Checks on EU food imports spell trouble for UK

The UK has finally introduced long delayed regulatory checks on food arriving from the EU.

Photo: Rachel Andrew (Flickr)

At the turn of the month, the UK HMRC finally implemented physical checks and inspections on EU goods considered “high risk” entering the United Kingdom: primarily agricultural product, plants, meat and livestock. Before Brexit, the UK imported 50% of its food and much of that from the EU. Due to the terms of the future trade and cooperation agreement, both sides agreed that checks would be required. The EU implemented their checks in January 2021. The UK government has postponed the introduction of these checks five times, due to concerns of their impact on the UK’s food security, and finally did so at the end of April 2024.

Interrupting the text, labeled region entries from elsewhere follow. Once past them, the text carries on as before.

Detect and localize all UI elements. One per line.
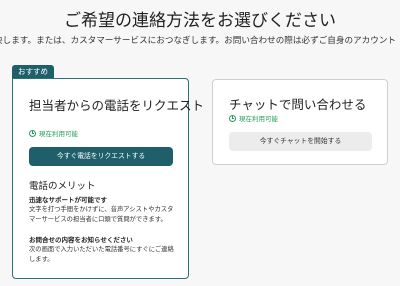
page-title: ご希望の連絡方法をお選びください — [64, 11, 336, 31]
intro-text: 決します。または、カスタマーサービスにおつなぎします。お問い合わせの際は必ずご自… — [0, 36, 397, 46]
availability-label: 現在利用可能 — [39, 130, 78, 138]
recommended-badge: おすすめ — [12, 65, 54, 79]
benefit-body: 文字を打つ手間をかけずに、音声アシストやカスタマーサービスの担当者に口頭で質問が… — [29, 206, 174, 223]
chat-availability: 現在利用可能 — [229, 113, 278, 123]
call-request-card: 担当者からの電話をリクエスト 現在利用可能 今すぐ電話をリクエストする 電話のメ… — [12, 78, 204, 279]
benefit-title: お問合せの内容をお知らせください — [29, 236, 133, 244]
benefit-body: 次の画面で入力いただいた電話番号にすぐにご連絡します。 — [29, 246, 174, 263]
clock-icon — [229, 114, 236, 122]
chat-card-title: チャットで問い合わせる — [229, 97, 367, 112]
benefit-title: 迅速なサポートが可能です — [29, 196, 107, 204]
request-call-button[interactable]: 今すぐ電話をリクエストする — [29, 147, 173, 166]
chat-card: チャットで問い合わせる 現在利用可能 今すぐチャットを開始する — [212, 79, 388, 165]
call-availability: 現在利用可能 — [29, 128, 78, 138]
benefits-title: 電話のメリット — [29, 181, 96, 192]
start-chat-button[interactable]: 今すぐチャットを開始する — [229, 132, 372, 151]
clock-icon — [29, 129, 36, 137]
availability-label: 現在利用可能 — [239, 115, 278, 123]
call-card-title: 担当者からの電話をリクエスト — [29, 98, 205, 113]
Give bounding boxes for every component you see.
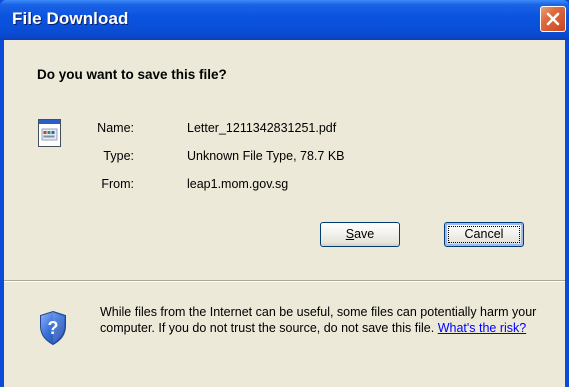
source-value: leap1.mom.gov.sg [187, 177, 289, 191]
file-download-window: File Download Do you want to save this f… [0, 0, 569, 387]
title-bar[interactable]: File Download [0, 0, 569, 40]
from-label: From: [101, 177, 134, 191]
dialog-question: Do you want to save this file? [37, 67, 227, 82]
whats-the-risk-link[interactable]: What's the risk? [438, 321, 527, 335]
file-info-panel: Do you want to save this file? Name: Let… [4, 40, 565, 280]
window-title: File Download [12, 9, 129, 28]
save-button[interactable]: Save [320, 222, 400, 247]
separator-highlight [4, 281, 565, 282]
file-type-value: Unknown File Type, 78.7 KB [187, 149, 345, 163]
close-icon [546, 12, 560, 26]
name-label: Name: [97, 121, 134, 135]
close-button[interactable] [540, 6, 566, 32]
save-button-accesskey: S [345, 227, 355, 241]
svg-text:?: ? [48, 318, 59, 338]
type-label: Type: [103, 149, 134, 163]
file-name-value: Letter_1211342831251.pdf [187, 121, 337, 135]
cancel-button-label: Cancel [464, 227, 504, 241]
cancel-button[interactable]: Cancel [444, 222, 524, 247]
shield-question-icon: ? [40, 310, 66, 346]
security-warning: While files from the Internet can be use… [100, 304, 555, 336]
save-button-label: ave [354, 227, 375, 241]
file-icon [38, 119, 61, 147]
dialog-body: Do you want to save this file? Name: Let… [4, 40, 565, 387]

Prior to the introduction of the checks there was much confusion as to what was to be inspected and how many vehicles were to be delayed. Since the introduction of the checks commentators have made the point that even the delays while waiting to be waved through jeopardise the safe and timely delivery for food and plants and these will inhibit drivers and lorries from making the journey. The Guardian confirmed the extent of the delays, reporting that IT problems had left some perishable items facing wait times of up to 20 hours. The story of delays and its impact was also reinforced by a tweet-thread from Ciran the Euro courier.

With delays and bureaucracy adding to the costs of important many have anticipated that this will lead to an increase in prices. The government accept this but argue that the price rise would be marginal. Their figures have been contested from various sides including the Cold Chain Federation and Labour MP, Stella Creasy. The increased bureaucracy and cost will lead some exporters deciding not to bother, which may cause shortages. This will impact small businesses more than the supermarkets.

The government argue these checks are required to ensure food safety but a further unspoken legal need is that the World Trade Organisation (WTO) has very strict rules on how or whether a country can offer the supply chains of different countries preferential treatment. Since the UK performs these inspections on multiple countries, not doing so with the EU might lead to a complaint to the WTO. With an election now underway and the Conservatives facing a likely defeat, attention has shifted to the policy of the Labour Party. While Labour is seeking mostly avoid talking about the issue, Shadow Chancellor Rachel Reeves has promised to open negotiations on a better deal for trade:

“We will form a closer relationship with our nearest neighbours in the European Union, to ease the burden of (brexit) bureaucracy and red tape on British businesses”

“A new veterinary agreement.. An agreement on touring visas.. And the mutual recognition of professional qualifications”

While minimal, this would ease some of the cost pressure facing UK-EU trade but will not be straightforward to negotiate, especially given the EU’s desire to avoid the impression of having cut a ‘special deal’ for the UK.